The specific store location that we have featured in our walking tour was created I 1864 on 47 Boulevard Malesherbes, which would have been a short distance away from the neighbourhood of our fictional child. Potin played a very generous role in regards to the citizens of Paris during

the siege of the city, by keeping his food prices the same. This may not sound like a lot, but the cost of manufacturing and distributing products dramatically increased during this time, which shows that Potin valued the well-being of his customers over profiting from them. Felix Potin died in 1871, and left his successful business empire to his family, and has continued to be a family business throughout most of its history.[5] After the First World War, the business took on a franchise model, and later became a corporation in 1924. In 1995, the company went bankrupt, and the businesses collapsed a year later. While most of the architectural store buildings still exist, the Felix Potin brand has ceased to exist in current French society.

The grand, antique design of the Felix Potin grocery stores was developed by architect M. Lemaresquier, who created a modern glass dome that illuminated the interior of the Boulevard Malesherbes store.[6] It also boasted highly decorated walls and wooden furniture that displayed the products. This antique look was achieved through the implementation of modern concrete and steel structures, featuring stone, marble, mosaics, paintings, railings, and lamps.[7] Overall, Felix Potin became the most well-known grocer in the Paris square, and gave growth to the grocery store business as a whole.

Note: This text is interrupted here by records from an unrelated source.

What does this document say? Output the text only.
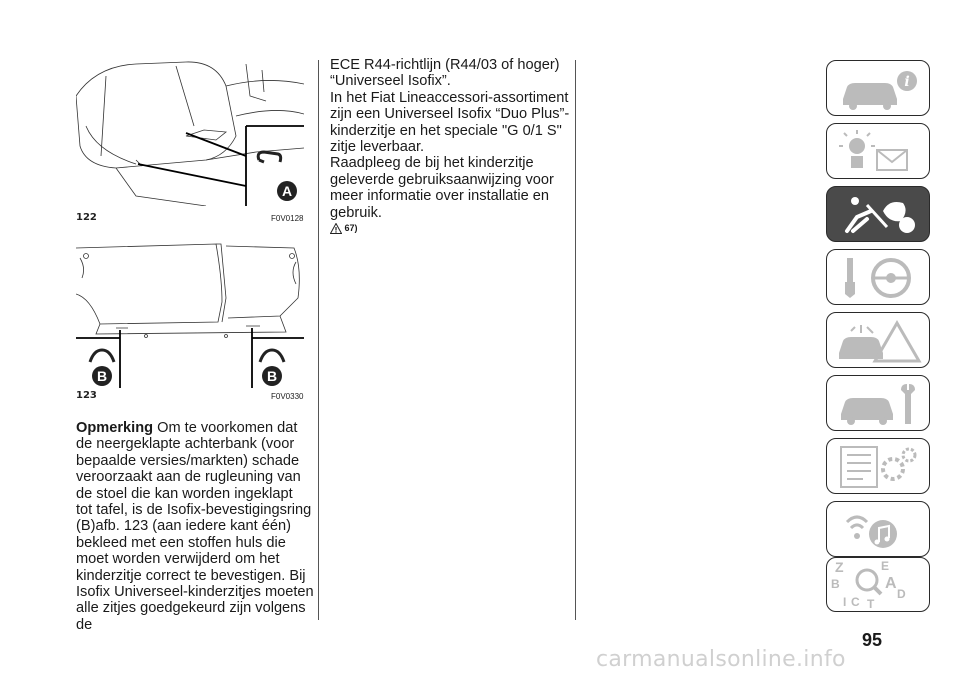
A
122	F0V0128
B	B
123	F0V0330
Opmerking Om te voorkomen dat
de neergeklapte achterbank (voor
bepaalde versies/markten) schade
veroorzaakt aan de rugleuning van
de stoel die kan worden ingeklapt
tot tafel, is de Isofix-bevestigingsring
(B)afb. 123 (aan iedere kant één)
bekleed met een stoffen huls die
moet worden verwijderd om het
kinderzitje correct te bevestigen. Bij
Isofix Universeel-kinderzitjes moeten
alle zitjes goedgekeurd zijn volgens de
ECE R44-richtlijn (R44/03 of hoger)
“Universeel Isofix”.
In het Fiat Lineaccessori-assortiment
zijn een Universeel Isofix “Duo Plus”-
kinderzitje en het speciale "G 0/1 S"
zitje leverbaar.
Raadpleeg de bij het kinderzitje
geleverde gebruiksaanwijzing voor
meer informatie over installatie en
gebruik.
67)
i
Z	E
B	A
I C T
D
95
carmanualsonline.info
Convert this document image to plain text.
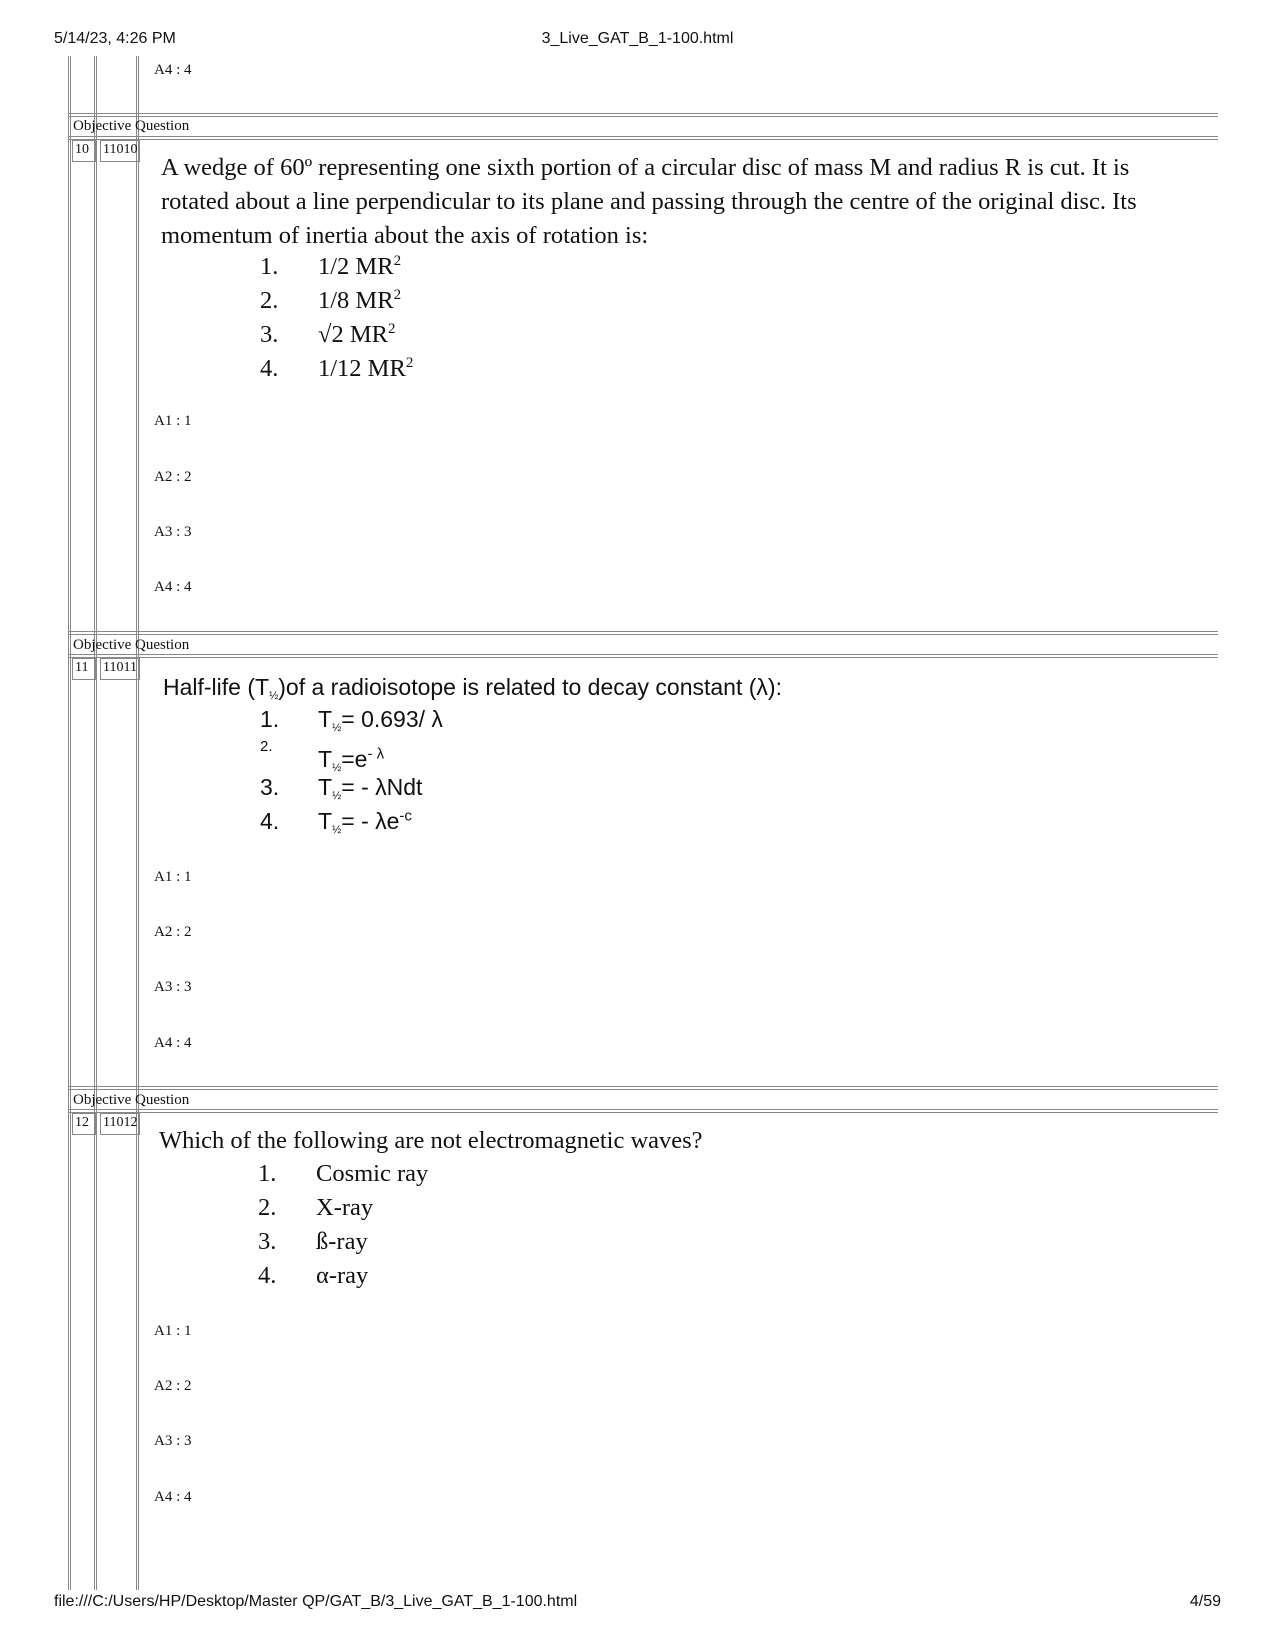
5/14/23, 4:26 PM	3_Live_GAT_B_1-100.html
file:///C:/Users/HP/Desktop/Master QP/GAT_B/3_Live_GAT_B_1-100.html	4/59
A4 : 4
Objective Question
10	11010
A wedge of 60º representing one sixth portion of a circular disc of mass M and radius R is cut. It is rotated about a line perpendicular to its plane and passing through the centre of the original disc. Its momentum of inertia about the axis of rotation is:
1.	1/2 $MR^2$
2.	1/8 $MR^2$
3.	√2 $MR^2$
4.	1/12 $MR^2$
A1 : 1
A2 : 2
A3 : 3
A4 : 4
Objective Question
11	11011
Half-life (T½)of a radioisotope is related to decay constant (λ):
1.	T½= 0.693/ λ
2.	$T\frac{1}{2}=e^{- \lambda}$
3.	T½= - λNdt
4.	T½= - $\lambda e^{-c}$
A1 : 1
A2 : 2
A3 : 3
A4 : 4
Objective Question
12	11012
Which of the following are not electromagnetic waves?
1.	Cosmic ray
2.	X-ray
3.	ß-ray
4.	α-ray
A1 : 1
A2 : 2
A3 : 3
A4 : 4
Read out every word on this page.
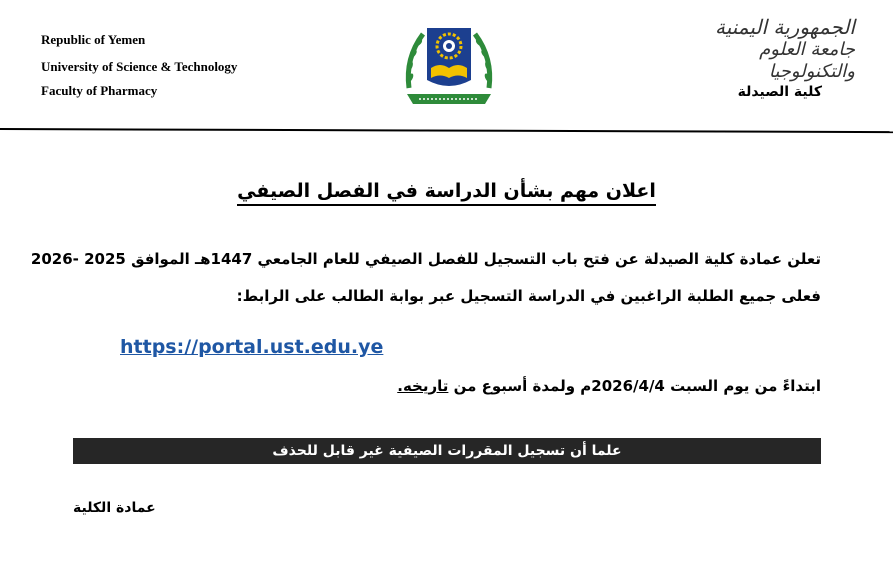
Republic of Yemen
University of Science & Technology
Faculty of Pharmacy
الجمهورية اليمنية
جامعة العلوم والتكنولوجيا
كلية الصيدلة
اعلان مهم بشأن الدراسة في الفصل الصيفي
تعلن عمادة كلية الصيدلة عن فتح باب التسجيل للفصل الصيفي للعام الجامعي 1447هـ الموافق 2025 -2026
فعلى جميع الطلبة الراغبين في الدراسة التسجيل عبر بوابة الطالب على الرابط:
https://portal.ust.edu.ye
ابتداءً من يوم السبت 2026/4/4م ولمدة أسبوع من تاريخه.
علما أن تسجيل المقررات الصيفية غير قابل للحذف
عمادة الكلية
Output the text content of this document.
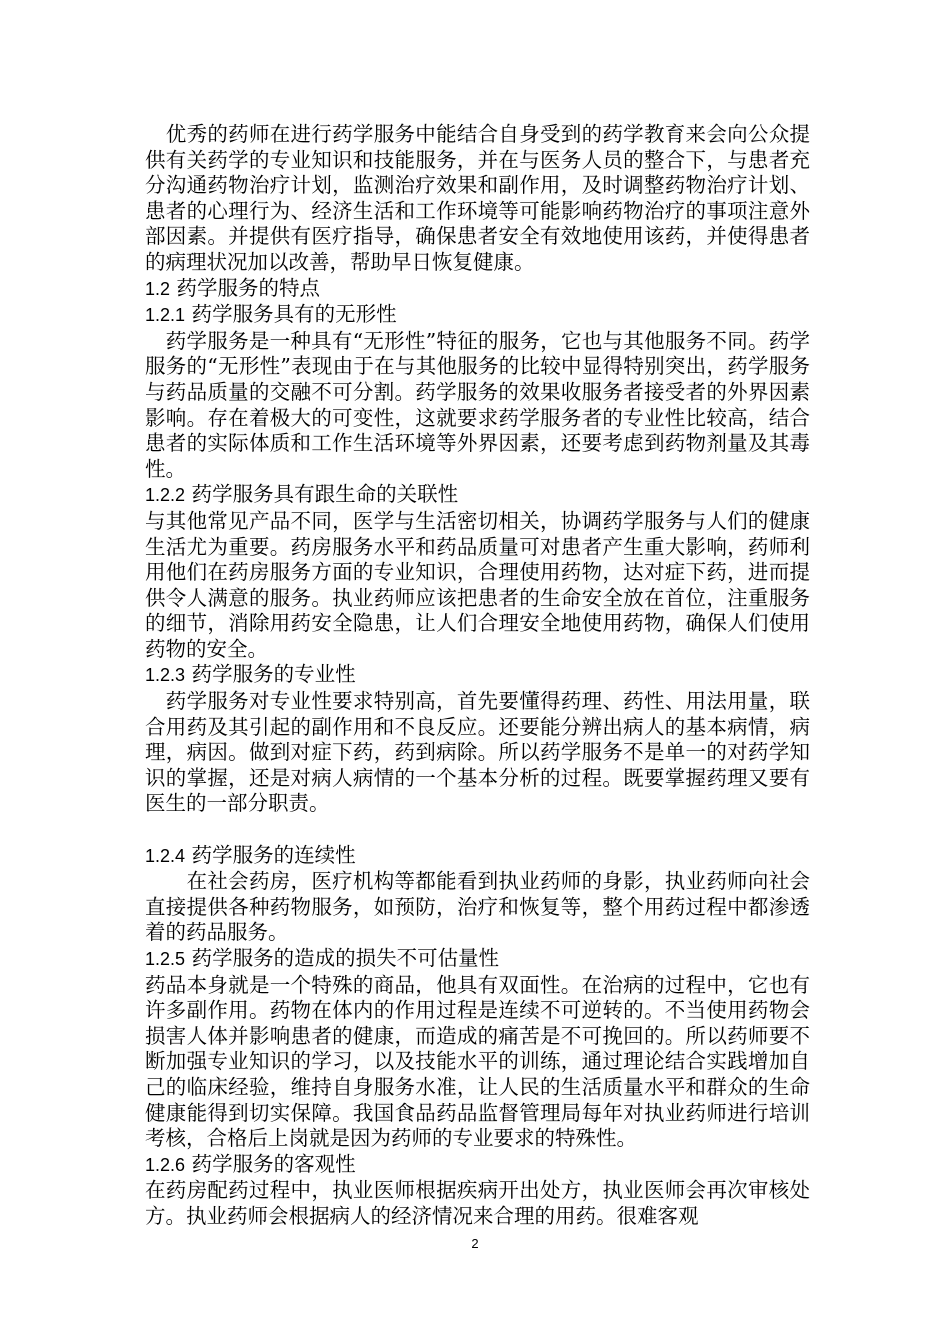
　优秀的药师在进行药学服务中能结合自身受到的药学教育来会向公众提供有关药学的专业知识和技能服务，并在与医务人员的整合下，与患者充分沟通药物治疗计划，监测治疗效果和副作用，及时调整药物治疗计划、患者的心理行为、经济生活和工作环境等可能影响药物治疗的事项注意外部因素。并提供有医疗指导，确保患者安全有效地使用该药，并使得患者的病理状况加以改善，帮助早日恢复健康。

1.2 药学服务的特点

1.2.1 药学服务具有的无形性

　药学服务是一种具有“无形性”特征的服务，它也与其他服务不同。药学服务的“无形性”表现由于在与其他服务的比较中显得特别突出，药学服务与药品质量的交融不可分割。药学服务的效果收服务者接受者的外界因素影响。存在着极大的可变性，这就要求药学服务者的专业性比较高，结合患者的实际体质和工作生活环境等外界因素，还要考虑到药物剂量及其毒性。

1.2.2 药学服务具有跟生命的关联性

与其他常见产品不同，医学与生活密切相关，协调药学服务与人们的健康生活尤为重要。药房服务水平和药品质量可对患者产生重大影响，药师利用他们在药房服务方面的专业知识，合理使用药物，达对症下药，进而提供令人满意的服务。执业药师应该把患者的生命安全放在首位，注重服务的细节，消除用药安全隐患，让人们合理安全地使用药物，确保人们使用药物的安全。

1.2.3 药学服务的专业性

　药学服务对专业性要求特别高，首先要懂得药理、药性、用法用量，联合用药及其引起的副作用和不良反应。还要能分辨出病人的基本病情，病理，病因。做到对症下药，药到病除。所以药学服务不是单一的对药学知识的掌握，还是对病人病情的一个基本分析的过程。既要掌握药理又要有医生的一部分职责。

1.2.4 药学服务的连续性

　　在社会药房，医疗机构等都能看到执业药师的身影，执业药师向社会直接提供各种药物服务，如预防，治疗和恢复等，整个用药过程中都渗透着的药品服务。

1.2.5 药学服务的造成的损失不可估量性

药品本身就是一个特殊的商品，他具有双面性。在治病的过程中，它也有许多副作用。药物在体内的作用过程是连续不可逆转的。不当使用药物会损害人体并影响患者的健康，而造成的痛苦是不可挽回的。所以药师要不断加强专业知识的学习，以及技能水平的训练，通过理论结合实践增加自己的临床经验，维持自身服务水准，让人民的生活质量水平和群众的生命健康能得到切实保障。我国食品药品监督管理局每年对执业药师进行培训考核，合格后上岗就是因为药师的专业要求的特殊性。

1.2.6 药学服务的客观性

在药房配药过程中，执业医师根据疾病开出处方，执业医师会再次审核处方。执业药师会根据病人的经济情况来合理的用药。很难客观

2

This particular site is of importance to our walking tour, because this store is where our fictional child and her family would have purchased their food supplies before the outbreak of the war, and where they would have also queued up to receive their rationed food supplies during the war itself. The transition from having the freedom to purchase your usual and preferred food supplies, to being forced to collect rationed supplies of particular food products based on both their supply and demand would have been quite drastic.

End Notes

[1] "Felix Potin Building." Wikiarquitectura.

[2] "Le Marque Felix Potin." Historique.

[3] "Felix Potin Building." Wikiarquitectura.

[4] "Felix Potin Building." Wikiarquitectura.

[5] "Felix Potin Building." Wikiarquitectura.

[6] "Le Marque Felix Potin." Historique.

[7] "Le Marque Felix Potin." Historique.